Mutual Benefits de Diana Policarpo e Broken, Taken, Erased, Tallied de Jumana Manna estão ambas patentes no espaço Rialto6 até dia 24 de janeiro. Estas são as últimas três sexta-feiras para assistir Wild Relatives dia 10; A Magical Substance Flows into Me dia 17 e Foragers dia 24, sempre entre as 15h00 à 19h30.

 

[1] O Ophiocordyceps sinensis é um fungo que torna o seu hospedeiro, as lagartas da traça-fantasma, em carcaças-zombies. Ataca o sistema nervoso dos insectos, alterando o seu comportamento e levando-o por fim à morte, tornando-se depois vegetação.
[2] E talvez Policarpo queira com a simplicidade conceptual deste vídeo resgatar do underground a cultura “beatnik” em resposta à massificação capitalista das colheitas.
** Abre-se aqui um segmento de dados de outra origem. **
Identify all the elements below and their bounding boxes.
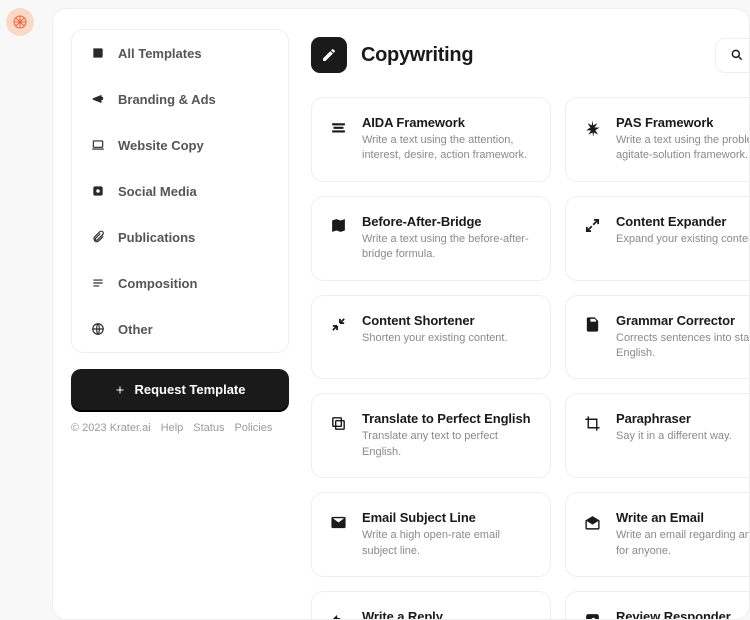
template-card-desc: Write a text using the problem-agitate-s… <box>616 133 750 164</box>
template-card[interactable]: Translate to Perfect English Translate an… <box>311 393 551 478</box>
reply-icon <box>328 611 348 620</box>
search-box[interactable] <box>715 38 750 73</box>
plus-icon <box>114 384 126 396</box>
paperclip-icon <box>90 229 106 245</box>
template-card[interactable]: Content Expander Expand your existing con… <box>565 196 750 281</box>
template-card-desc: Write an email regarding anything for an… <box>616 528 750 559</box>
template-card-body: Write a ReplyWrite a reply for anything. <box>362 609 534 620</box>
template-card-title: Translate to Perfect English <box>362 411 534 426</box>
sidebar-list: All Templates Branding & Ads Website Cop… <box>71 29 289 353</box>
template-card-body: Content Shortener Shorten your existing c… <box>362 313 534 346</box>
envelope-open-icon <box>582 512 602 532</box>
templates-icon <box>90 45 106 61</box>
template-card-title: PAS Framework <box>616 115 750 130</box>
sidebar-item-label: Website Copy <box>118 138 204 153</box>
template-card-body: Email Subject Line Write a high open-rate… <box>362 510 534 559</box>
content-title-wrap: Copywriting <box>311 37 473 73</box>
globe-icon <box>90 321 106 337</box>
sidebar-item-label: Other <box>118 322 153 337</box>
template-card-title: Content Shortener <box>362 313 534 328</box>
template-card[interactable]: Content Shortener Shorten your existing c… <box>311 295 551 380</box>
footer-link-help[interactable]: Help <box>161 422 184 434</box>
template-card-desc: Write a text using the before-after-brid… <box>362 232 534 263</box>
template-card[interactable]: Before-After-Bridge Write a text using th… <box>311 196 551 281</box>
template-card-body: Before-After-Bridge Write a text using th… <box>362 214 534 263</box>
doc-check-icon <box>582 315 602 335</box>
content-header: Copywriting <box>307 37 750 73</box>
template-card-title: Review Responder <box>616 609 750 620</box>
laptop-icon <box>90 137 106 153</box>
brand-logo <box>6 8 34 36</box>
share-icon <box>582 611 602 620</box>
footer-link-policies[interactable]: Policies <box>234 422 272 434</box>
sidebar-item-label: All Templates <box>118 46 202 61</box>
template-card-desc: Say it in a different way. <box>616 429 750 444</box>
template-card-body: Grammar Corrector Corrects sentences into… <box>616 313 750 362</box>
sidebar: All Templates Branding & Ads Website Cop… <box>53 9 307 619</box>
sidebar-item-publications[interactable]: Publications <box>72 214 288 260</box>
map-icon <box>328 216 348 236</box>
template-card[interactable]: Review ResponderQuickly and accurately r… <box>565 591 750 620</box>
template-card-desc: Shorten your existing content. <box>362 331 534 346</box>
template-card[interactable]: Paraphraser Say it in a different way. <box>565 393 750 478</box>
template-card-body: Write an Email Write an email regarding a… <box>616 510 750 559</box>
pencil-icon <box>311 37 347 73</box>
request-template-button[interactable]: Request Template <box>71 369 289 410</box>
sidebar-item-branding-ads[interactable]: Branding & Ads <box>72 76 288 122</box>
social-icon <box>90 183 106 199</box>
template-card-desc: Corrects sentences into standard English… <box>616 331 750 362</box>
request-template-label: Request Template <box>134 382 245 397</box>
envelope-icon <box>328 512 348 532</box>
template-card-desc: Write a text using the attention, intere… <box>362 133 534 164</box>
template-card-body: PAS Framework Write a text using the prob… <box>616 115 750 164</box>
template-card-title: Content Expander <box>616 214 750 229</box>
template-card-desc: Write a high open-rate email subject lin… <box>362 528 534 559</box>
template-card[interactable]: AIDA Framework Write a text using the att… <box>311 97 551 182</box>
megaphone-icon <box>90 91 106 107</box>
template-grid: AIDA Framework Write a text using the att… <box>307 97 750 620</box>
sidebar-item-website-copy[interactable]: Website Copy <box>72 122 288 168</box>
template-card[interactable]: Grammar Corrector Corrects sentences into… <box>565 295 750 380</box>
list-icon <box>90 275 106 291</box>
template-card[interactable]: Write an Email Write an email regarding a… <box>565 492 750 577</box>
page-title: Copywriting <box>361 44 473 67</box>
search-icon <box>730 48 744 62</box>
content: Copywriting AIDA Framework Write a text u… <box>307 9 750 619</box>
template-card-title: Write a Reply <box>362 609 534 620</box>
footer: © 2023 Krater.ai Help Status Policies <box>71 422 289 434</box>
sidebar-item-all-templates[interactable]: All Templates <box>72 30 288 76</box>
sidebar-item-label: Branding & Ads <box>118 92 216 107</box>
asterisk-icon <box>582 117 602 137</box>
template-card[interactable]: Email Subject Line Write a high open-rate… <box>311 492 551 577</box>
template-card-body: AIDA Framework Write a text using the att… <box>362 115 534 164</box>
template-card-title: Grammar Corrector <box>616 313 750 328</box>
template-card-desc: Expand your existing content. <box>616 232 750 247</box>
copy-icon <box>328 413 348 433</box>
sidebar-item-label: Social Media <box>118 184 197 199</box>
template-card[interactable]: PAS Framework Write a text using the prob… <box>565 97 750 182</box>
template-card-title: Paraphraser <box>616 411 750 426</box>
footer-copyright: © 2023 Krater.ai <box>71 422 151 434</box>
template-card-title: Email Subject Line <box>362 510 534 525</box>
sidebar-item-label: Publications <box>118 230 195 245</box>
sidebar-item-composition[interactable]: Composition <box>72 260 288 306</box>
template-card-title: Write an Email <box>616 510 750 525</box>
compress-icon <box>328 315 348 335</box>
template-card-body: Paraphraser Say it in a different way. <box>616 411 750 444</box>
template-card-body: Review ResponderQuickly and accurately r… <box>616 609 750 620</box>
bars-icon <box>328 117 348 137</box>
template-card-body: Content Expander Expand your existing con… <box>616 214 750 247</box>
sidebar-item-label: Composition <box>118 276 197 291</box>
expand-icon <box>582 216 602 236</box>
template-card-desc: Translate any text to perfect English. <box>362 429 534 460</box>
main-panel: All Templates Branding & Ads Website Cop… <box>52 8 750 620</box>
template-card-body: Translate to Perfect English Translate an… <box>362 411 534 460</box>
crop-icon <box>582 413 602 433</box>
sidebar-item-social-media[interactable]: Social Media <box>72 168 288 214</box>
template-card-title: AIDA Framework <box>362 115 534 130</box>
template-card-title: Before-After-Bridge <box>362 214 534 229</box>
footer-link-status[interactable]: Status <box>193 422 224 434</box>
template-card[interactable]: Write a ReplyWrite a reply for anything. <box>311 591 551 620</box>
sidebar-item-other[interactable]: Other <box>72 306 288 352</box>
[3] Este último foi premiado em 2023, em Lisboa, no festival Olhares do Mediterrâneo como melhor documentário.
[4] Nota: “Estado” e “estado” é um governo independente de um povo constituído como nação;
É uma terra, um território ou conjunto de circunstâncias em que “está” uma determinada geografia.
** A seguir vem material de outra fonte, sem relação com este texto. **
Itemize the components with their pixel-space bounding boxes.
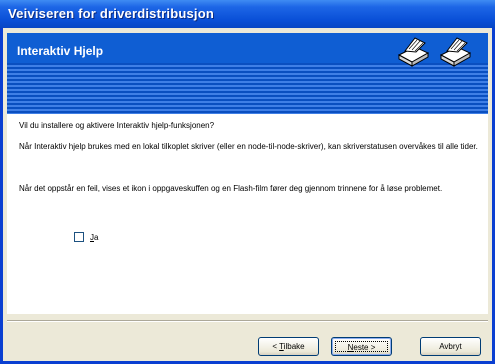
enable-help-option[interactable]: Ja — [74, 232, 98, 242]
question-text: Vil du installere og aktivere Interaktiv… — [19, 121, 215, 130]
description-text-1: Når Interaktiv hjelp brukes med en lokal… — [19, 142, 478, 151]
cancel-button[interactable]: Avbryt — [420, 337, 481, 356]
banner-title: Interaktiv Hjelp — [17, 44, 104, 58]
back-button[interactable]: < Tilbake — [258, 337, 319, 356]
dialog-client-area: Interaktiv Hjelp Vil du installere og ak… — [3, 28, 492, 361]
next-button[interactable]: Neste > — [331, 337, 392, 356]
printer-icon — [397, 37, 430, 67]
enable-help-label[interactable]: Ja — [90, 233, 98, 242]
window-title: Veiviseren for driverdistribusjon — [0, 0, 495, 28]
content-panel: Vil du installere og aktivere Interaktiv… — [7, 114, 488, 314]
button-separator — [7, 320, 488, 322]
focus-rect: Neste > — [335, 341, 388, 352]
enable-help-checkbox[interactable] — [74, 232, 84, 242]
header-banner: Interaktiv Hjelp — [7, 33, 488, 114]
banner-stripes — [7, 71, 488, 114]
description-text-2: Når det oppstår en feil, vises et ikon i… — [19, 184, 443, 193]
printer-icon — [439, 37, 472, 67]
wizard-window: Veiviseren for driverdistribusjon Intera… — [0, 0, 495, 364]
É também a sua situação atual.

Arquiteto (FA-UL, 2014) e curador independente (pós-graduado na FCSH-UNL, 2021). Em 2018 funda o coletivo de curadoria Sul e Sueste, plataforma charneira entre arte e arquitetura; território e paisagem. Enquanto curador tem colaborado regularmente com algumas instituições, municípios e espaços independentes, de que se destaca "Espaço, Tempo, Matéria" (exposição coletiva no Convento Madre Deus da Verderena, Barreiro, 2020), "How to find the centre of a circle" com a artista Emma Hornsby (INSTITUTO, 2019) e "Fleeting Carpets and Other Symbiotic Objects" com o artista Tiago Rocha Costa (A.M.A.C., 2020). Foi recentemente co-curador, com a arquiteta Ana Paisano, da exposição "Cartografia do horizonte: do Território aos Lugares" para o Museu da Cidade, em Almada (2023). Escreve regularmente críticas e ensaios para revistas, edições, livros e exposições. É co-autor do livro "Gaio-Rosário: leitura do lugar" (CM Moita, 2020), "À soleira do infinito. Cacela velha: arquitectura, paisagem, significado" (edição de autor com o apoio da Direção Regional da Cultural do Algarve, 2023) e de "Geografias Urbanas" (em publicação). A atividade profissional orbita em torno das várias ramificações da arquitetura.